Berlin (Reuters) - Die britische Staatsverschuldung ist kurz vor den Parlamentswahlen auf den höchsten Stand seit mehr als 60 Jahren gestiegen.

Sie erreichte im Mai 2,742 Billionen Pfund (3,25 Billionen Euro), wie das Statistikamt ONS am Freitag in London mitteilte. Das entspricht 99,8 Prozent des Bruttoinlandsprodukts - der höchste Wert sei 1961. Ein Jahr zuvor lag er noch bei 96,1 Prozent.

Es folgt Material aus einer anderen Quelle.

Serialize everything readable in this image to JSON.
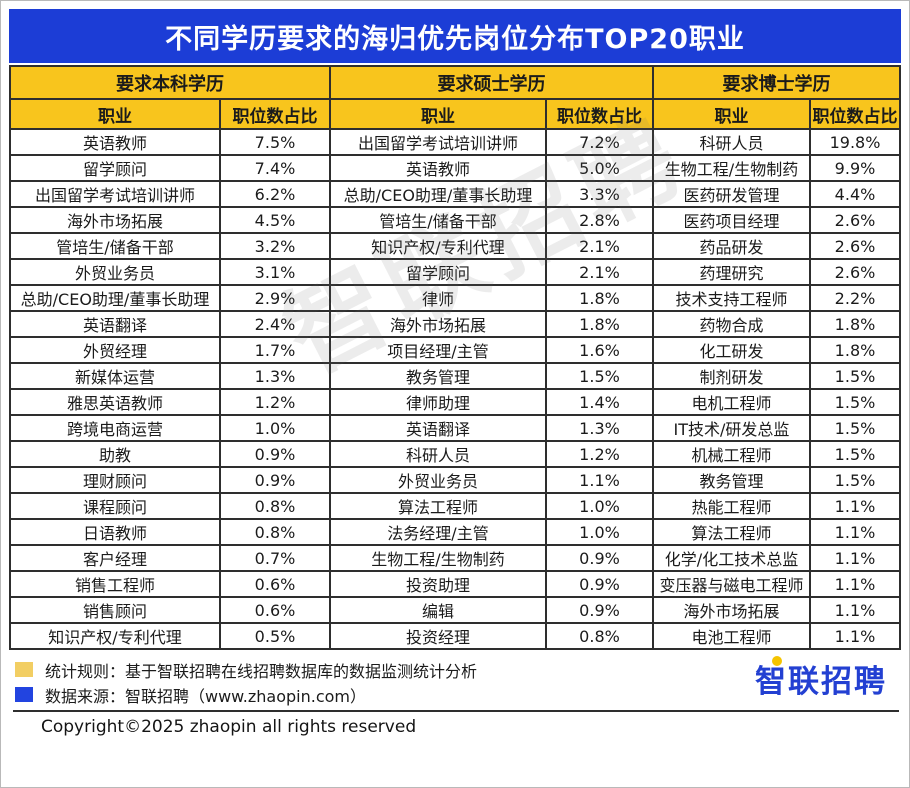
{
  "colors": {
    "title_bg": "#1c3dd6",
    "header_bg": "#f8c51d",
    "logo_blue": "#2340d2",
    "legend_yellow": "#f2ce63",
    "legend_blue": "#2244e0"
  },
  "chart_data": {
    "type": "table",
    "title": "不同学历要求的海归优先岗位分布TOP20职业",
    "sections": [
      {
        "header": "要求本科学历",
        "columns": [
          "职业",
          "职位数占比"
        ],
        "rows": [
          [
            "英语教师",
            "7.5%"
          ],
          [
            "留学顾问",
            "7.4%"
          ],
          [
            "出国留学考试培训讲师",
            "6.2%"
          ],
          [
            "海外市场拓展",
            "4.5%"
          ],
          [
            "管培生/储备干部",
            "3.2%"
          ],
          [
            "外贸业务员",
            "3.1%"
          ],
          [
            "总助/CEO助理/董事长助理",
            "2.9%"
          ],
          [
            "英语翻译",
            "2.4%"
          ],
          [
            "外贸经理",
            "1.7%"
          ],
          [
            "新媒体运营",
            "1.3%"
          ],
          [
            "雅思英语教师",
            "1.2%"
          ],
          [
            "跨境电商运营",
            "1.0%"
          ],
          [
            "助教",
            "0.9%"
          ],
          [
            "理财顾问",
            "0.9%"
          ],
          [
            "课程顾问",
            "0.8%"
          ],
          [
            "日语教师",
            "0.8%"
          ],
          [
            "客户经理",
            "0.7%"
          ],
          [
            "销售工程师",
            "0.6%"
          ],
          [
            "销售顾问",
            "0.6%"
          ],
          [
            "知识产权/专利代理",
            "0.5%"
          ]
        ]
      },
      {
        "header": "要求硕士学历",
        "columns": [
          "职业",
          "职位数占比"
        ],
        "rows": [
          [
            "出国留学考试培训讲师",
            "7.2%"
          ],
          [
            "英语教师",
            "5.0%"
          ],
          [
            "总助/CEO助理/董事长助理",
            "3.3%"
          ],
          [
            "管培生/储备干部",
            "2.8%"
          ],
          [
            "知识产权/专利代理",
            "2.1%"
          ],
          [
            "留学顾问",
            "2.1%"
          ],
          [
            "律师",
            "1.8%"
          ],
          [
            "海外市场拓展",
            "1.8%"
          ],
          [
            "项目经理/主管",
            "1.6%"
          ],
          [
            "教务管理",
            "1.5%"
          ],
          [
            "律师助理",
            "1.4%"
          ],
          [
            "英语翻译",
            "1.3%"
          ],
          [
            "科研人员",
            "1.2%"
          ],
          [
            "外贸业务员",
            "1.1%"
          ],
          [
            "算法工程师",
            "1.0%"
          ],
          [
            "法务经理/主管",
            "1.0%"
          ],
          [
            "生物工程/生物制药",
            "0.9%"
          ],
          [
            "投资助理",
            "0.9%"
          ],
          [
            "编辑",
            "0.9%"
          ],
          [
            "投资经理",
            "0.8%"
          ]
        ]
      },
      {
        "header": "要求博士学历",
        "columns": [
          "职业",
          "职位数占比"
        ],
        "rows": [
          [
            "科研人员",
            "19.8%"
          ],
          [
            "生物工程/生物制药",
            "9.9%"
          ],
          [
            "医药研发管理",
            "4.4%"
          ],
          [
            "医药项目经理",
            "2.6%"
          ],
          [
            "药品研发",
            "2.6%"
          ],
          [
            "药理研究",
            "2.6%"
          ],
          [
            "技术支持工程师",
            "2.2%"
          ],
          [
            "药物合成",
            "1.8%"
          ],
          [
            "化工研发",
            "1.8%"
          ],
          [
            "制剂研发",
            "1.5%"
          ],
          [
            "电机工程师",
            "1.5%"
          ],
          [
            "IT技术/研发总监",
            "1.5%"
          ],
          [
            "机械工程师",
            "1.5%"
          ],
          [
            "教务管理",
            "1.5%"
          ],
          [
            "热能工程师",
            "1.1%"
          ],
          [
            "算法工程师",
            "1.1%"
          ],
          [
            "化学/化工技术总监",
            "1.1%"
          ],
          [
            "变压器与磁电工程师",
            "1.1%"
          ],
          [
            "海外市场拓展",
            "1.1%"
          ],
          [
            "电池工程师",
            "1.1%"
          ]
        ]
      }
    ]
  },
  "watermark": "智联招聘",
  "footer": {
    "note_rule": "统计规则：基于智联招聘在线招聘数据库的数据监测统计分析",
    "note_source": "数据来源：智联招聘（www.zhaopin.com）",
    "copyright": "Copyright©2025 zhaopin all rights reserved",
    "logo": "智联招聘"
  }
}
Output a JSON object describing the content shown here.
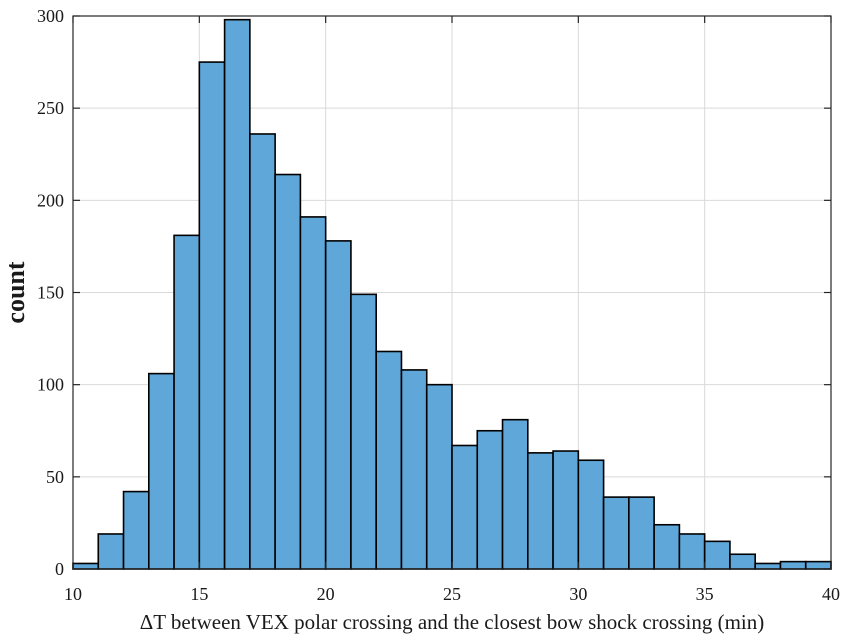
{
  "chart_data": {
    "type": "bar",
    "subtype": "histogram",
    "title": "",
    "xlabel": "ΔT between VEX polar crossing and the closest bow shock crossing (min)",
    "ylabel": "count",
    "xlim": [
      10,
      40
    ],
    "ylim": [
      0,
      300
    ],
    "x_ticks": [
      "10",
      "15",
      "20",
      "25",
      "30",
      "35",
      "40"
    ],
    "y_ticks": [
      "0",
      "50",
      "100",
      "150",
      "200",
      "250",
      "300"
    ],
    "grid": true,
    "bin_width": 1,
    "bin_edges_start": 10,
    "values": [
      3,
      19,
      42,
      106,
      181,
      275,
      298,
      236,
      214,
      191,
      178,
      149,
      118,
      108,
      100,
      67,
      75,
      81,
      63,
      64,
      59,
      39,
      39,
      24,
      19,
      15,
      8,
      3,
      4,
      4
    ],
    "bar_color": "#5fa7d8",
    "edge_color": "#000000"
  }
}
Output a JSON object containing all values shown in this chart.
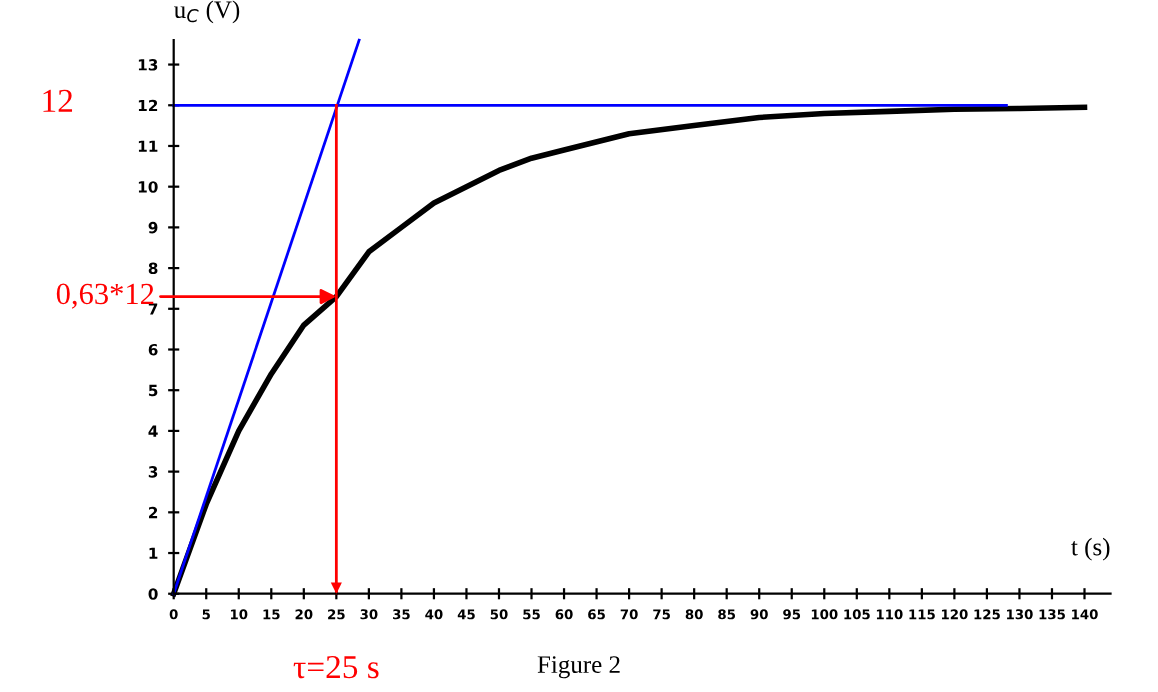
{
  "chart_data": {
    "type": "line",
    "xlabel": "t (s)",
    "ylabel": "u$_{C}$ (V)",
    "x": [
      0,
      5,
      10,
      15,
      20,
      25,
      30,
      35,
      40,
      45,
      50,
      55,
      60,
      70,
      80,
      90,
      100,
      110,
      120,
      130,
      140
    ],
    "series": [
      {
        "color": "#000000",
        "values": [
          0,
          2.2,
          4.0,
          5.4,
          6.6,
          7.3,
          8.4,
          9.0,
          9.6,
          10.0,
          10.4,
          10.7,
          10.9,
          11.3,
          11.5,
          11.7,
          11.8,
          11.85,
          11.9,
          11.92,
          11.95
        ]
      },
      {
        "color": "#0000ff",
        "x": [
          0,
          28.5
        ],
        "values": [
          0,
          13.6
        ]
      },
      {
        "color": "#0000ff",
        "x": [
          0,
          128
        ],
        "values": [
          12,
          12
        ]
      },
      {
        "color": "#ff0000",
        "x": [
          25,
          25
        ],
        "values": [
          12,
          0
        ]
      }
    ],
    "xlim": [
      0,
      144
    ],
    "ylim": [
      0,
      13.6
    ],
    "xticks": [
      0,
      5,
      10,
      15,
      20,
      25,
      30,
      35,
      40,
      45,
      50,
      55,
      60,
      65,
      70,
      75,
      80,
      85,
      90,
      95,
      100,
      105,
      110,
      115,
      120,
      125,
      130,
      135,
      140
    ],
    "yticks": [
      0,
      1,
      2,
      3,
      4,
      5,
      6,
      7,
      8,
      9,
      10,
      11,
      12,
      13
    ],
    "grid": false,
    "legend": false,
    "annotations": [
      "12",
      {
        "text": "0,63*12",
        "x": 25,
        "y": 7.3
      },
      {
        "text": "τ=25 s",
        "x": 25,
        "y": 0
      },
      "Figure 2"
    ]
  }
}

Die negative Entwicklung vergrößert die finanziellen Herausforderungen, denen sich die künftige Regierung stellen muss. In Großbritannien stehen in zwei Wochen Parlamentswahlen an. Die oppositionelle Labour-Partei von Keir Starmer liegt in den Umfragen weit vor den Konservativen von Premierminister Rishi Sunak. Beide Parteien versprechen, weder die Einkommensteuer noch die Mehrwertsteuer oder andere wichtige Abgaben zu erhöhen.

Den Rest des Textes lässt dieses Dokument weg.